Janet Ferris, a former Tallahassee circuit court judge, said she sees a similar philosophy at work in rulings by the U.S. Supreme Court and the Florida Supreme Court.
“These decisions, the way they’re coming down, frighten me,” Ferris said. “It’s putting women in a different class and saying, ‘We don’t care what your needs are.’ ’’
Both Alito in his draft opinion and the Florida Supreme Court in recent opinions have shown disrespect for certain precedents, earlier rulings that defy their ultra-conservative approach to the law. Alito states that Roe should be overturned because it was wrongly decided 50 years ago.
Since 2019 the Florida Supreme Court has, for example, reversed its own requirement for unanimous jury verdicts in capital cases. saying the case that set this standard was wrongly decided by the liberal majority four years earlier.
At that time the court acted “without legal justification” and ignored “decades of settled Supreme Court and Florida precedent,” the unsigned opinion states. “Under these circumstances, it would be unreasonable for us not to recede from [the earlier ruling’s] erroneous holdings.”

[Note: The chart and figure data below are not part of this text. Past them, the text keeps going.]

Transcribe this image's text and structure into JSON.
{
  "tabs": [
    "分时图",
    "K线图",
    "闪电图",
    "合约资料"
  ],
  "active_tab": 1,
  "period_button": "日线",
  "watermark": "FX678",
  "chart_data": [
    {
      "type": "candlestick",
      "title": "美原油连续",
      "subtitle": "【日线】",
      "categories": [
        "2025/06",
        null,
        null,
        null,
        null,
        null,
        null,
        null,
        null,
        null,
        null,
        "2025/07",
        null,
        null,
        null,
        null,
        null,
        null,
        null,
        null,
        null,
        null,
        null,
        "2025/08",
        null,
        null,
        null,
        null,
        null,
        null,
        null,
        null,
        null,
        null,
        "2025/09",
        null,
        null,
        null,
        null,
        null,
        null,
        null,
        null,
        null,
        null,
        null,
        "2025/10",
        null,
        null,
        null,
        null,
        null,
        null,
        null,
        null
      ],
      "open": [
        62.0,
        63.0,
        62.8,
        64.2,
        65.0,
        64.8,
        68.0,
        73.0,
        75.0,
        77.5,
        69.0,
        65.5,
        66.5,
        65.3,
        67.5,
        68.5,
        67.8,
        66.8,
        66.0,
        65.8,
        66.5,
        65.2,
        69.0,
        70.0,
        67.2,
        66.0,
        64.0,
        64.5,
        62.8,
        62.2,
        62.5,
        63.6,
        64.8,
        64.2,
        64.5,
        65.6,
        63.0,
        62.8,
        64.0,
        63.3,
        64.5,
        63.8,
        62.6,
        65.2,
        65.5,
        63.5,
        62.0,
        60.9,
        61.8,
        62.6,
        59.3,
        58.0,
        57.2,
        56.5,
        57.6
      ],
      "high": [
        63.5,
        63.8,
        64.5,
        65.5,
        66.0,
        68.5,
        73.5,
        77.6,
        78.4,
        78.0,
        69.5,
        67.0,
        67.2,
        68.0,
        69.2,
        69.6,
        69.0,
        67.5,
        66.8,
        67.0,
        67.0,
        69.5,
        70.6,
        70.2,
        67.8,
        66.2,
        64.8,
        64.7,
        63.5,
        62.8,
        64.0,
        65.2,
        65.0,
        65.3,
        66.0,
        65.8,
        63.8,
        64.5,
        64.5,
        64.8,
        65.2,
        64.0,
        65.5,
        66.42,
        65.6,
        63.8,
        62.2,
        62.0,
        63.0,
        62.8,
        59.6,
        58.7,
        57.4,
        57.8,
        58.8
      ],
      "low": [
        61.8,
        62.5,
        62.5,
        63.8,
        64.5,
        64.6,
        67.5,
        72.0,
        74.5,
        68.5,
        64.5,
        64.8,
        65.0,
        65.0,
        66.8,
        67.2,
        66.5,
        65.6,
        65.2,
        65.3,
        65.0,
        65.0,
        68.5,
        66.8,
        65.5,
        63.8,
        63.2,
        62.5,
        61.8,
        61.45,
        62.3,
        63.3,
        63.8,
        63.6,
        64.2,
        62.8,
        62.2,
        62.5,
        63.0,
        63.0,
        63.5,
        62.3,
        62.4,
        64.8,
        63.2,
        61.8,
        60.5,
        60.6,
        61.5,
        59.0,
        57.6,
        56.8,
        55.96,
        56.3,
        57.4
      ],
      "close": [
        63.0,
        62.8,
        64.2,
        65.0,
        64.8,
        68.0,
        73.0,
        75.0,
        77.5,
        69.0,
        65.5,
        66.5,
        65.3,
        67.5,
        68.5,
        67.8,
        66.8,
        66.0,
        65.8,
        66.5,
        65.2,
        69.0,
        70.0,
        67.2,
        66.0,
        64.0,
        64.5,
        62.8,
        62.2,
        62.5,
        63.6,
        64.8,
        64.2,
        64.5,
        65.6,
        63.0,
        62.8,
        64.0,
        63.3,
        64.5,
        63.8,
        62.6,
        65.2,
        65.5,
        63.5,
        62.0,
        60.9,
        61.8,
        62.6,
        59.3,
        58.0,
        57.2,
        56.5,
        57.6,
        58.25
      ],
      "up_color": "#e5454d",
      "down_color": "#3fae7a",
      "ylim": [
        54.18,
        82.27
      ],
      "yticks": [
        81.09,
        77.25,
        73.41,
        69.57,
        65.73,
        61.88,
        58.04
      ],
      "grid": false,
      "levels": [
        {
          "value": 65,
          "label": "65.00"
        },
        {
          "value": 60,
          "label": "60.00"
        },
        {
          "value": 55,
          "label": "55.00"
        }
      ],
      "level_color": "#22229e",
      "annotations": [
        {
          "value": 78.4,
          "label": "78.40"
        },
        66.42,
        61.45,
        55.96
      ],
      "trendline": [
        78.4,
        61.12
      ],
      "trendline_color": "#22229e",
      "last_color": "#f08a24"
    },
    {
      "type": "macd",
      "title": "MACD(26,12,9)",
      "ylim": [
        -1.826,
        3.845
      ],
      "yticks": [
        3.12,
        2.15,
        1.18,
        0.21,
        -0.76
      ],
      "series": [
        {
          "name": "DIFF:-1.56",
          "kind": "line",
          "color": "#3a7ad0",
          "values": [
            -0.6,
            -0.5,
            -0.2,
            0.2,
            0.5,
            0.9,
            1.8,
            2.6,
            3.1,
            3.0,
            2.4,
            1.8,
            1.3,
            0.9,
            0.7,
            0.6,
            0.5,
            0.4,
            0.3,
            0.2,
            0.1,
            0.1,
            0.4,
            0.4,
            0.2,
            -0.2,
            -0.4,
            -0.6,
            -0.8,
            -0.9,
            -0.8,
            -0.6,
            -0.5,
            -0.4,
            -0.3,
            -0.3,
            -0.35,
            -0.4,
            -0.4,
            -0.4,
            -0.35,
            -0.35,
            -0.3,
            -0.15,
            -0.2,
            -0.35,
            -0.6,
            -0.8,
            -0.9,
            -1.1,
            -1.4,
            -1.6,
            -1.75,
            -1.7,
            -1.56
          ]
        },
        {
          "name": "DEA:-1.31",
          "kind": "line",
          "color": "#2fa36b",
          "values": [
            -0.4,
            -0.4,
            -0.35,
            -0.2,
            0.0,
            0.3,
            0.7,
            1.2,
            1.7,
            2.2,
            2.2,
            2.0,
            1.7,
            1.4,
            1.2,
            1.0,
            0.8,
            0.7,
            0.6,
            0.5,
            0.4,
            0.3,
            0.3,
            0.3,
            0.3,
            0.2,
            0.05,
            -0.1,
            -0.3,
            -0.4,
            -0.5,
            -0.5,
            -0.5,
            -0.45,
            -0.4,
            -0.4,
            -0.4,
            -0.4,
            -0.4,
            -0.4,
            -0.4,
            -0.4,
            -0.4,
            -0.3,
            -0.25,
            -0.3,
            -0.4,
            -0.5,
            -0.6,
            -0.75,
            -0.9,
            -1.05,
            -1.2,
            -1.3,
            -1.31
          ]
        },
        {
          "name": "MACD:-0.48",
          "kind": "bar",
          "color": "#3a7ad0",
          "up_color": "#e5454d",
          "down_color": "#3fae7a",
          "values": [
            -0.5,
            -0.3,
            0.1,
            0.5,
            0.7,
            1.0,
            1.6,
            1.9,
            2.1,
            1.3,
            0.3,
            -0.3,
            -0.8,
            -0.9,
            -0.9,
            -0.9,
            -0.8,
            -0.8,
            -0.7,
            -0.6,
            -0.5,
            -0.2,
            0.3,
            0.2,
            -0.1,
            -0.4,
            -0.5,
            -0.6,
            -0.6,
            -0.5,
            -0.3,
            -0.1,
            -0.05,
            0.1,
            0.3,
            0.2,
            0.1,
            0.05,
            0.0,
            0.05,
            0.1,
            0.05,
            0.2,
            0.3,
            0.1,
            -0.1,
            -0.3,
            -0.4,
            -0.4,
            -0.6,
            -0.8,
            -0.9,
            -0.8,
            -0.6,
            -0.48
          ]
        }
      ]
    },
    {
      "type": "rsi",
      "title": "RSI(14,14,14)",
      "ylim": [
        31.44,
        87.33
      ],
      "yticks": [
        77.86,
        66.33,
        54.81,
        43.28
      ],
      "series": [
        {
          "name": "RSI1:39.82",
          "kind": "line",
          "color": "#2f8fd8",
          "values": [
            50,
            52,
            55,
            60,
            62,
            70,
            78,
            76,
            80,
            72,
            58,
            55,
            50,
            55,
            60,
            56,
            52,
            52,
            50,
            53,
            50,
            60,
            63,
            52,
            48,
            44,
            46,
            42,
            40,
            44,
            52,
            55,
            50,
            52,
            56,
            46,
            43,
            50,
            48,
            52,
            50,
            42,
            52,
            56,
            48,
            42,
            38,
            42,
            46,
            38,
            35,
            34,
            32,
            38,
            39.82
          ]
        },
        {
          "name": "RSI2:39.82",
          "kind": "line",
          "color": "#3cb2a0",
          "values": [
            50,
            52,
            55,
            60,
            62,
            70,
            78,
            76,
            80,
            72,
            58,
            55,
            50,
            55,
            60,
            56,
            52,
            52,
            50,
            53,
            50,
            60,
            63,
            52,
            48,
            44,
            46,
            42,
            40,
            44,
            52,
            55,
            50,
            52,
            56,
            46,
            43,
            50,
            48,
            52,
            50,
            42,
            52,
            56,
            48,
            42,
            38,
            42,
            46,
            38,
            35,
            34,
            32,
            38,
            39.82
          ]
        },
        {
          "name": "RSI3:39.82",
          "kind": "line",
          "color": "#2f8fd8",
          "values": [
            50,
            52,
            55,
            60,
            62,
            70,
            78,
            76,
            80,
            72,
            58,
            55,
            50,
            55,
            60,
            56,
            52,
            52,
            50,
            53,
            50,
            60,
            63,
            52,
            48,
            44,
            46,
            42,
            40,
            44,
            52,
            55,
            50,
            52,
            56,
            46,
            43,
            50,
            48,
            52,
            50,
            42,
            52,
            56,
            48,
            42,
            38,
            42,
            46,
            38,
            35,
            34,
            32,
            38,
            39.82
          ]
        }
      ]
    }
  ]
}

LABARGA SLAMS ‘DRASTIC CHANGES’
Justice Jorge Labarga, the court’s only remaining moderate, protested in a December dissent that “the majority’s decisions of late have ushered in a series of drastic changes in civil, criminal and rulemaking contexts.”
Observers wonder if the courts, by denying the link between privacy and abortion, will encourage assaults on other privacy-based rights such as birth control and interracial and same-sex marriage.
“We children of the ’60s have witnessed the evolution of so many rights and now the retraction of the same,” said Edith Georgi, a retired Miami-Dade public defender.
“We are aghast. Where did the hope and idealism go? How to get it back?” she asked.
“The very courts we celebrated have betrayed us by not honoring their own historical precedent again and again.”